Whether the term is “ready to go” or “shovel-ready,” when one considers our nation’s natural resources infrastructure, there are literally tens-of-thousands of investment opportunities that will yield family-supporting jobs and economic activity immediately while at the same time yielding long-lasting benefits. The jobs that come from these “green investments” aren’t likely to be out-sourced to other countries nor will the benefits accrue solely to other countries. Neither will they exacerbate global climate change. We urge you to consider investments in the nation’s forests, parks and refuges as well as in private forests and rangelands to ensure adequate supplies of clean water, enhanced storage of carbon, alternative sources of renewable energy and the multitude of benefits that flow from nature’s bounty – renewable wood and paper products, wildlife habitats and places for recreation and re-creation of the American soul and spirit.

We at the U.S. Endowment are, like you, very new in our position.
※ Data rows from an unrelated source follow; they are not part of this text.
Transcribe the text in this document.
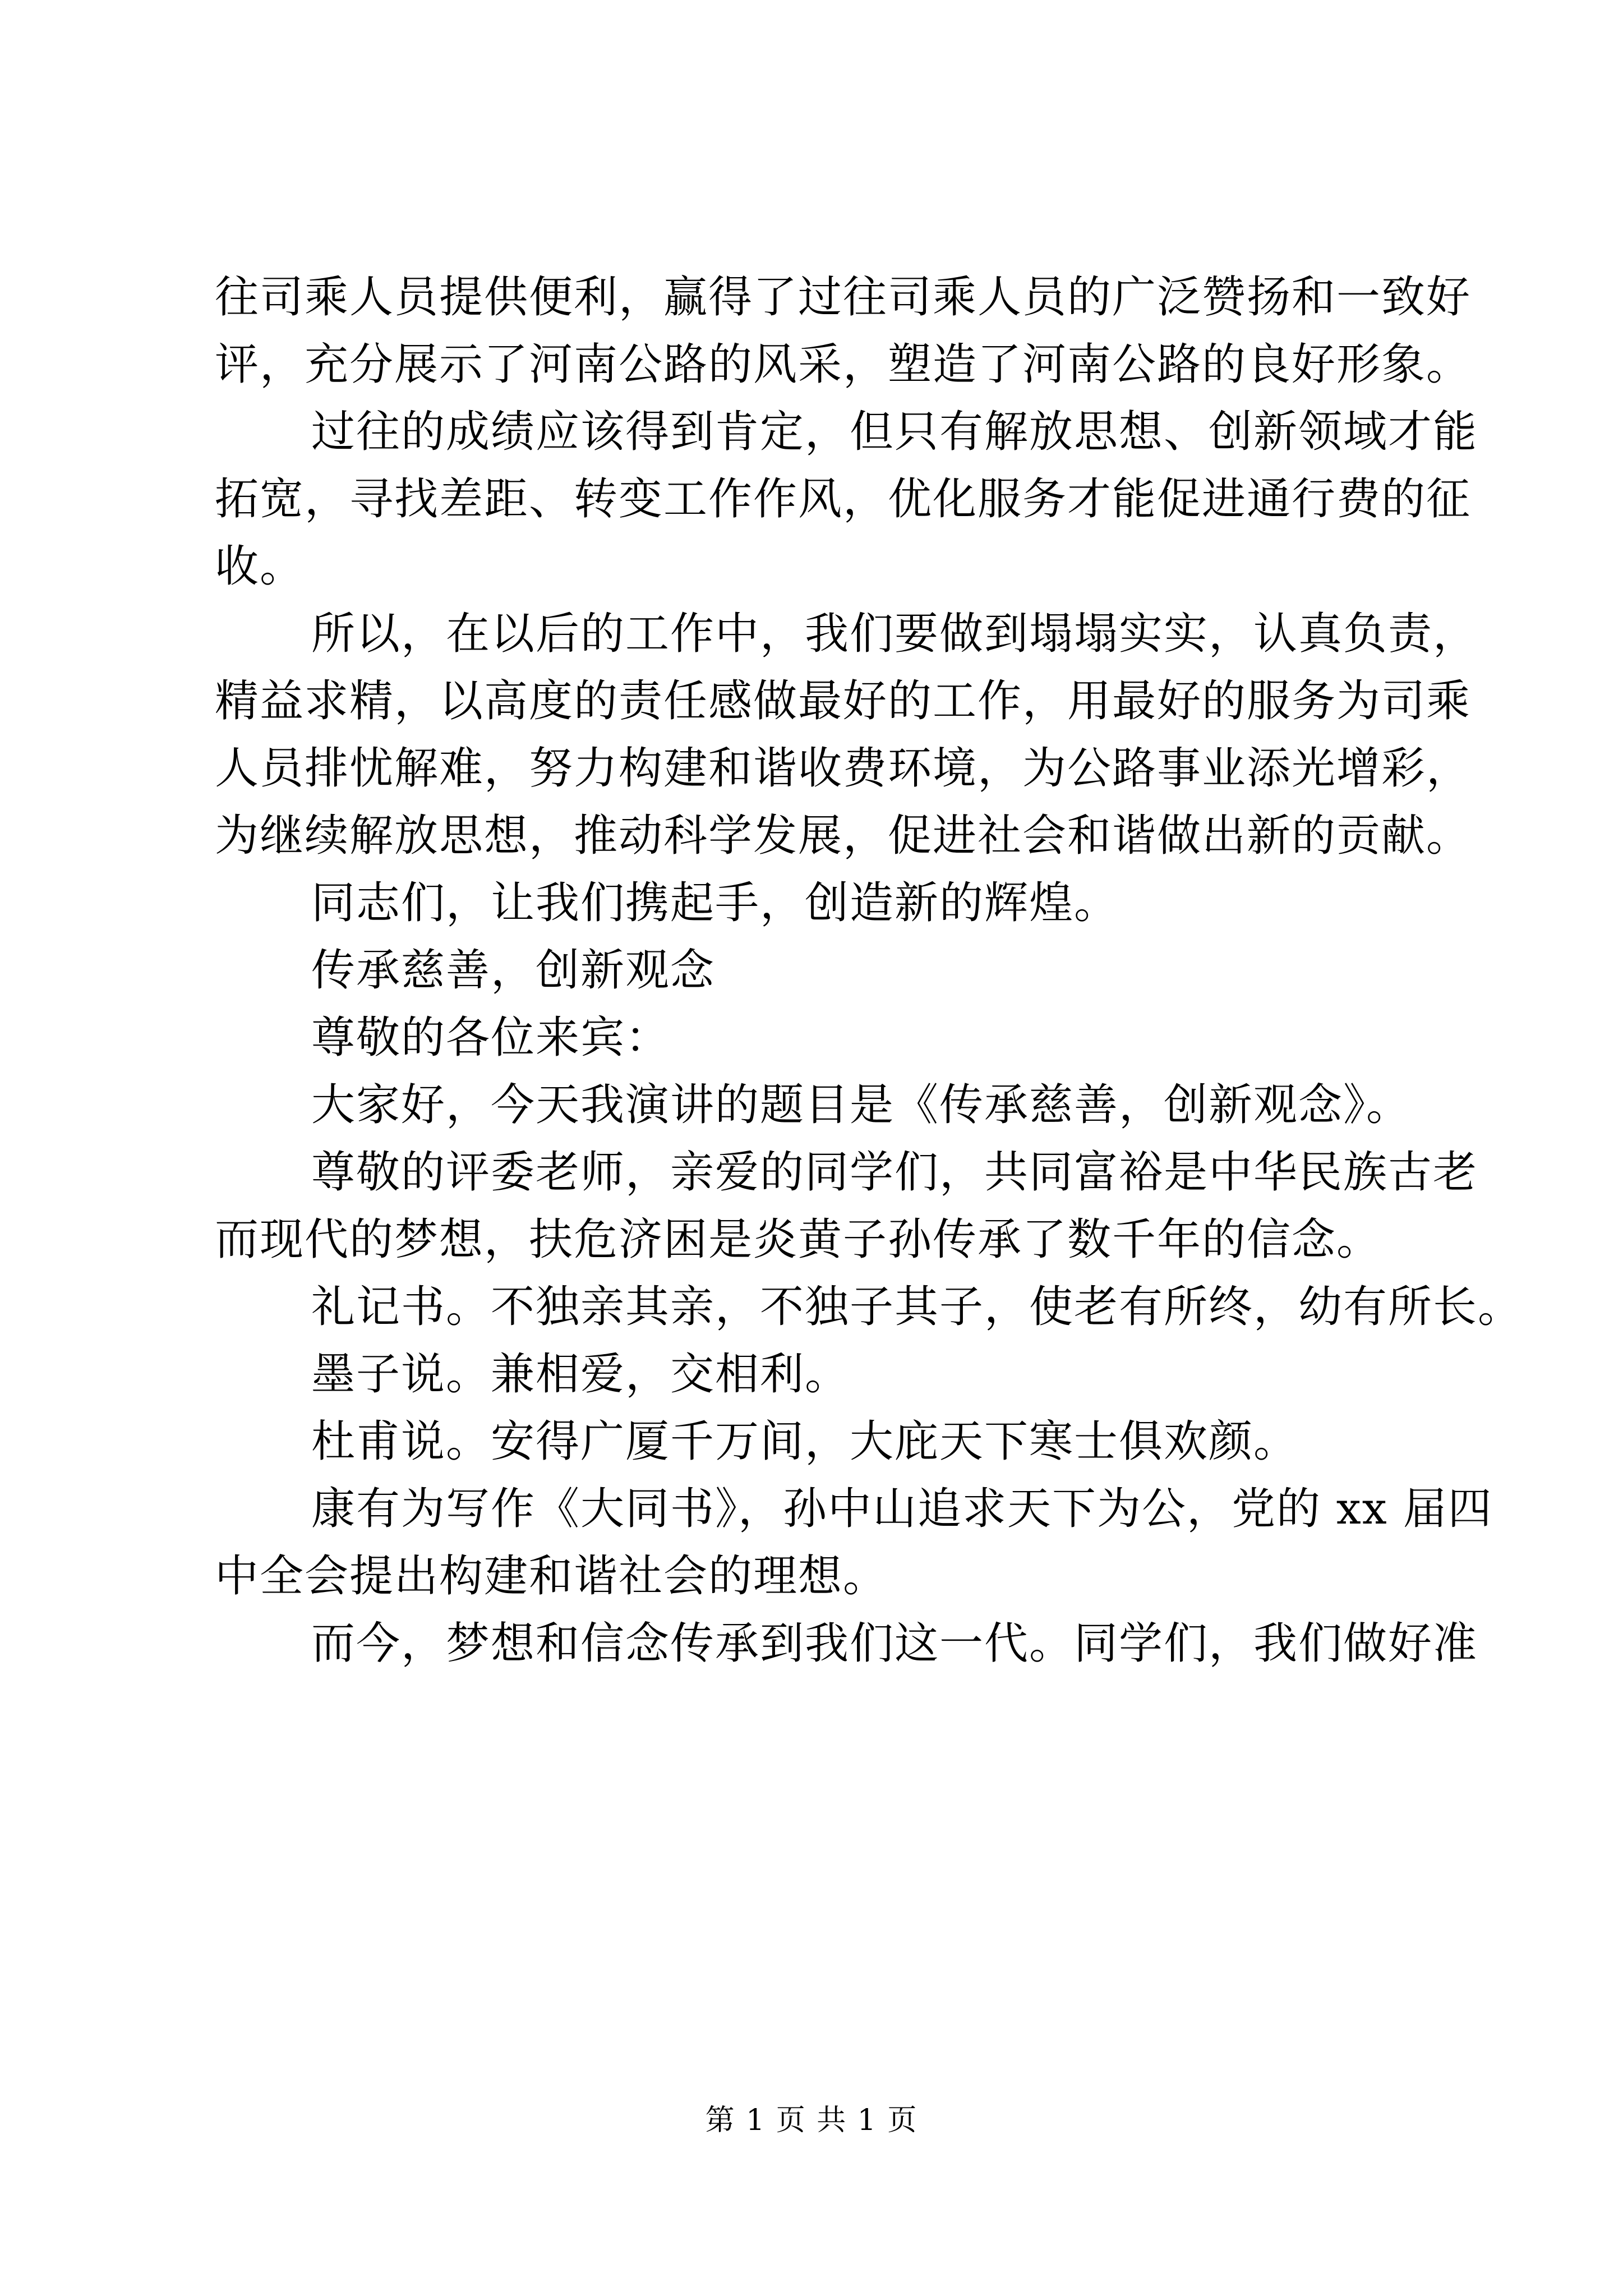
往司乘人员提供便利，赢得了过往司乘人员的广泛赞扬和一致好
评，充分展示了河南公路的风采，塑造了河南公路的良好形象。
过往的成绩应该得到肯定，但只有解放思想、创新领域才能
拓宽，寻找差距、转变工作作风，优化服务才能促进通行费的征
收。
所以，在以后的工作中，我们要做到塌塌实实，认真负责，
精益求精，以高度的责任感做最好的工作，用最好的服务为司乘
人员排忧解难，努力构建和谐收费环境，为公路事业添光增彩，
为继续解放思想，推动科学发展，促进社会和谐做出新的贡献。
同志们，让我们携起手，创造新的辉煌。
传承慈善，创新观念
尊敬的各位来宾：
大家好，今天我演讲的题目是《传承慈善，创新观念》。
尊敬的评委老师，亲爱的同学们，共同富裕是中华民族古老
而现代的梦想，扶危济困是炎黄子孙传承了数千年的信念。
礼记书。不独亲其亲，不独子其子，使老有所终，幼有所长。
墨子说。兼相爱，交相利。
杜甫说。安得广厦千万间，大庇天下寒士俱欢颜。
康有为写作《大同书》，孙中山追求天下为公，党的 xx 届四
中全会提出构建和谐社会的理想。
而今，梦想和信念传承到我们这一代。同学们，我们做好准
第 1 页 共 1 页
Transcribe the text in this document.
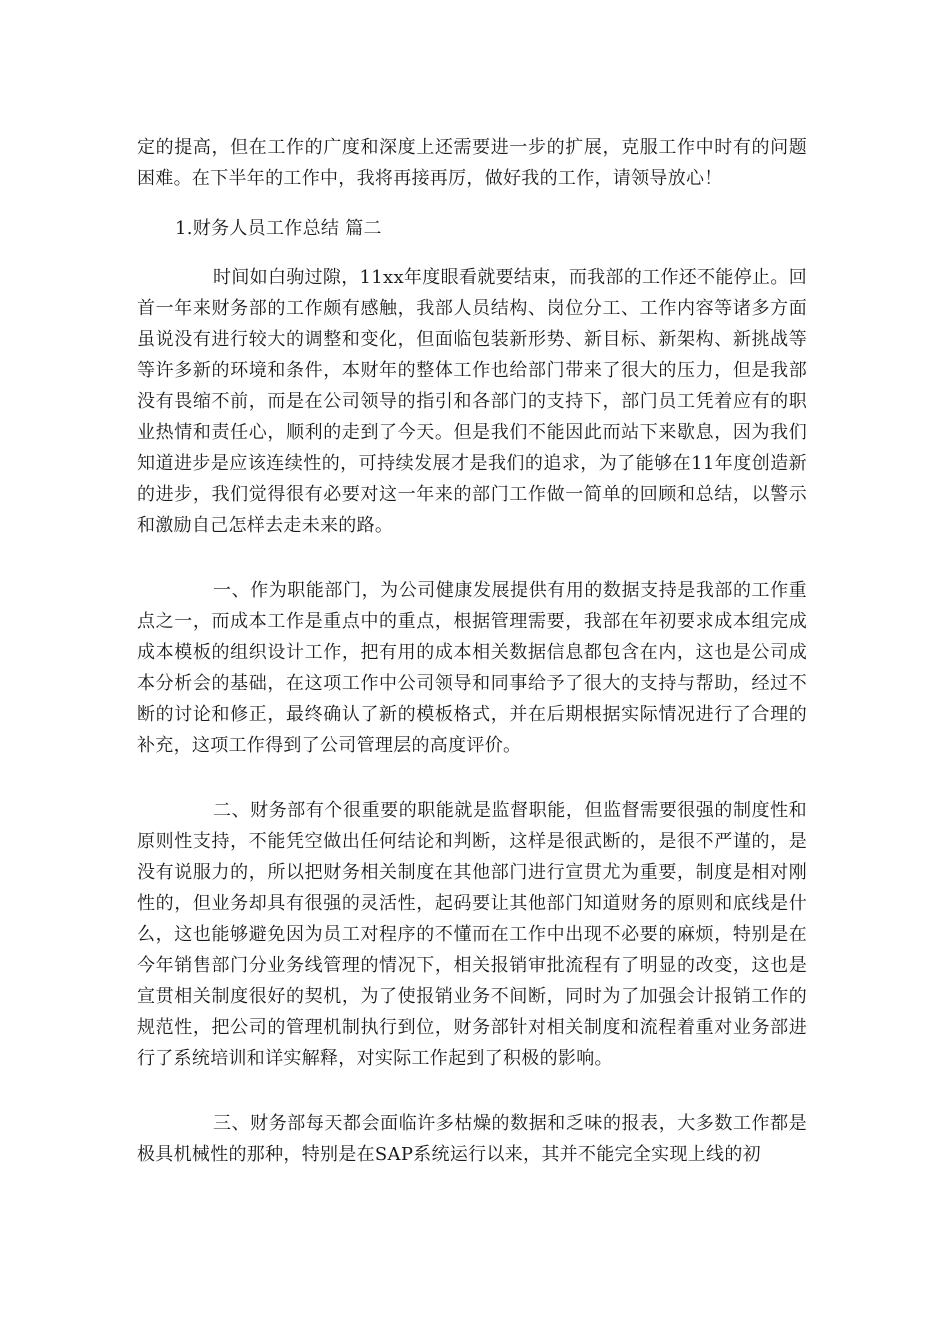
定的提高，但在工作的广度和深度上还需要进一步的扩展，克服工作中时有的问题困难。在下半年的工作中，我将再接再厉，做好我的工作，请领导放心！

1.财务人员工作总结 篇二

时间如白驹过隙，11xx年度眼看就要结束，而我部的工作还不能停止。回首一年来财务部的工作颇有感触，我部人员结构、岗位分工、工作内容等诸多方面虽说没有进行较大的调整和变化，但面临包装新形势、新目标、新架构、新挑战等等许多新的环境和条件，本财年的整体工作也给部门带来了很大的压力，但是我部没有畏缩不前，而是在公司领导的指引和各部门的支持下，部门员工凭着应有的职业热情和责任心，顺利的走到了今天。但是我们不能因此而站下来歇息，因为我们知道进步是应该连续性的，可持续发展才是我们的追求，为了能够在11年度创造新的进步，我们觉得很有必要对这一年来的部门工作做一简单的回顾和总结，以警示和激励自己怎样去走未来的路。

一、作为职能部门，为公司健康发展提供有用的数据支持是我部的工作重点之一，而成本工作是重点中的重点，根据管理需要，我部在年初要求成本组完成成本模板的组织设计工作，把有用的成本相关数据信息都包含在内，这也是公司成本分析会的基础，在这项工作中公司领导和同事给予了很大的支持与帮助，经过不断的讨论和修正，最终确认了新的模板格式，并在后期根据实际情况进行了合理的补充，这项工作得到了公司管理层的高度评价。

二、财务部有个很重要的职能就是监督职能，但监督需要很强的制度性和原则性支持，不能凭空做出任何结论和判断，这样是很武断的，是很不严谨的，是没有说服力的，所以把财务相关制度在其他部门进行宣贯尤为重要，制度是相对刚性的，但业务却具有很强的灵活性，起码要让其他部门知道财务的原则和底线是什么，这也能够避免因为员工对程序的不懂而在工作中出现不必要的麻烦，特别是在今年销售部门分业务线管理的情况下，相关报销审批流程有了明显的改变，这也是宣贯相关制度很好的契机，为了使报销业务不间断，同时为了加强会计报销工作的规范性，把公司的管理机制执行到位，财务部针对相关制度和流程着重对业务部进行了系统培训和详实解释，对实际工作起到了积极的影响。

三、财务部每天都会面临许多枯燥的数据和乏味的报表，大多数工作都是极具机械性的那种，特别是在SAP系统运行以来，其并不能完全实现上线的初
Yet, we are full of hope and anticipate the great change that will benefit not just our generation, but many generations of Americans to come. We stand ready to do our part and look forward to partnering with you to invest in America’s natural resources infrastructure to serve current and future generations. An investment in our nation’s natural resources infrastructure will yield unprecedented potential in terms of environmental and human health, green energy, environmentally-preferable products, clean air and water and a higher quality of life for all Americans – urban and rural.